Speakers - Honggang Wang

Honggang Wang
Rudgers University, USA

Title: "Stochastic Modeling and Optimization for Oil/Gas Field Development Under Uncertainty"

Abstract: In this talk, I will discuss three major research topics: (i) optimal well placement under geological uncertainty. I will introduce a sequential uncertainty sampling and optimization framework, retrospective optimization (RO), for well placement optimization under uncertainty. Embedded in RO, a variety of sampling methods and nonlinear optimizers can be used to enhance modeling and optimization efficiency. Numerical results based on some field cases suggest that RO provides efficient solution techniques for practical problems. (ii) joint
optimization of well placement and well controls. We propose a new numerical optimization method for mixed integer simulation optimization, based on subspace simplex interpolation search.
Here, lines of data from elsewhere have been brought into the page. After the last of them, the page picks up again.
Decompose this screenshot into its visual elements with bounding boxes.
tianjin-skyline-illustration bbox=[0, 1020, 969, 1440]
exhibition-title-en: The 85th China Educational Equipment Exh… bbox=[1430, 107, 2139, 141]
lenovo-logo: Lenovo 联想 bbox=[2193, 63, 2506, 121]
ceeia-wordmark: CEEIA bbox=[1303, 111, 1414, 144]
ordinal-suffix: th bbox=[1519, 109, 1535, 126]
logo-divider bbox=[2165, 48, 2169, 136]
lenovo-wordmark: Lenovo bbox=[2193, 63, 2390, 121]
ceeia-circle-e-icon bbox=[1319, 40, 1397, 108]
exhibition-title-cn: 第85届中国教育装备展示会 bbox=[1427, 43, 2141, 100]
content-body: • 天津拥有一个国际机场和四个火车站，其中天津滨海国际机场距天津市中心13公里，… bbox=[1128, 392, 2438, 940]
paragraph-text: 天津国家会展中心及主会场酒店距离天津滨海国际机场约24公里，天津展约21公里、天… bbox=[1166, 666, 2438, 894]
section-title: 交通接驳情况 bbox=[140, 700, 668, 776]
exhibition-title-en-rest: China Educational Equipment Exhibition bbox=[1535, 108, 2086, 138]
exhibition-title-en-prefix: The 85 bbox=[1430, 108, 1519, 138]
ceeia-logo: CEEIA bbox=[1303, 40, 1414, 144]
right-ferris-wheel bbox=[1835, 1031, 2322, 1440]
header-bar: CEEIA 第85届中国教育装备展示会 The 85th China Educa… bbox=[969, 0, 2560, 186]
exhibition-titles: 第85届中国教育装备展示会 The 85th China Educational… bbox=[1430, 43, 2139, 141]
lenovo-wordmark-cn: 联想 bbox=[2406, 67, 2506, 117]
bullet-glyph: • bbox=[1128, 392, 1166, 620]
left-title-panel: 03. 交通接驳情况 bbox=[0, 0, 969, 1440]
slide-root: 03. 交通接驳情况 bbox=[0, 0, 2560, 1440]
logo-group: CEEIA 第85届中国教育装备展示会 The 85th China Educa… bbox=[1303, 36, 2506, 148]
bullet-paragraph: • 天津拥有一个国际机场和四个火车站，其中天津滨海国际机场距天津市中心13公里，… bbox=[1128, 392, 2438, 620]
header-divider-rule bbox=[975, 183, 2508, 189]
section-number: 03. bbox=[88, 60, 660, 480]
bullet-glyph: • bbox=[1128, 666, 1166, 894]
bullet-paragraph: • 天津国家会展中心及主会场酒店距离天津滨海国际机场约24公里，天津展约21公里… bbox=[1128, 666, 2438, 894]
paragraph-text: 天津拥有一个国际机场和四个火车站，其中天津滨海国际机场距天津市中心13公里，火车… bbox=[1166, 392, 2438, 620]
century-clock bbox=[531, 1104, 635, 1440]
This new approach can effectively handle poor-scaling problems such as joint optimization problems in oil/gas projects. (iii) multi-objective optimization (MOO)
using zigzag search. Zigzag search method is first developed by me and is the current state-of-the-art for continuous MOO problems. Recently I designed the direct zigzag search for integer or mixed integer simulation optimization problems. I apply direct zigzag search to optimal development of carbon dioxide sequestration project cases considering multiple decision criteria, such as secure storage volume and leakage risk. The promising results suggest that this new algorithm outperforms the existing methods significantly.

Bio-sketch:
Honggang Wang is an assistant professor in Industrial and Systems Engineering at Rutgers University. He received his Bachelor of Science degree in Power Engineering from Shanghai Jiao Tong University, Shanghai, China, in 1996, Master of Science in Manufacturing Engineering from University of Missouri-Rolla, in 2004, and Ph.D. in Operations
Research from Purdue University, West Lafayette IN, in 2009. He has worked as a Postdoctoral Scholar in Energy Resources Engineering at Stanford University for two years before he joined Rutgers, NJ in 2011.

Dr. Wang's research and teaching interests lie in system uncertainty modeling and analysis, stochastic optimization, operations research, and their applications in energy production, sustainable energy, and manufacturing systems. Dr. Wang has won IBM faculty award 2012 for his work in oil/gas projects.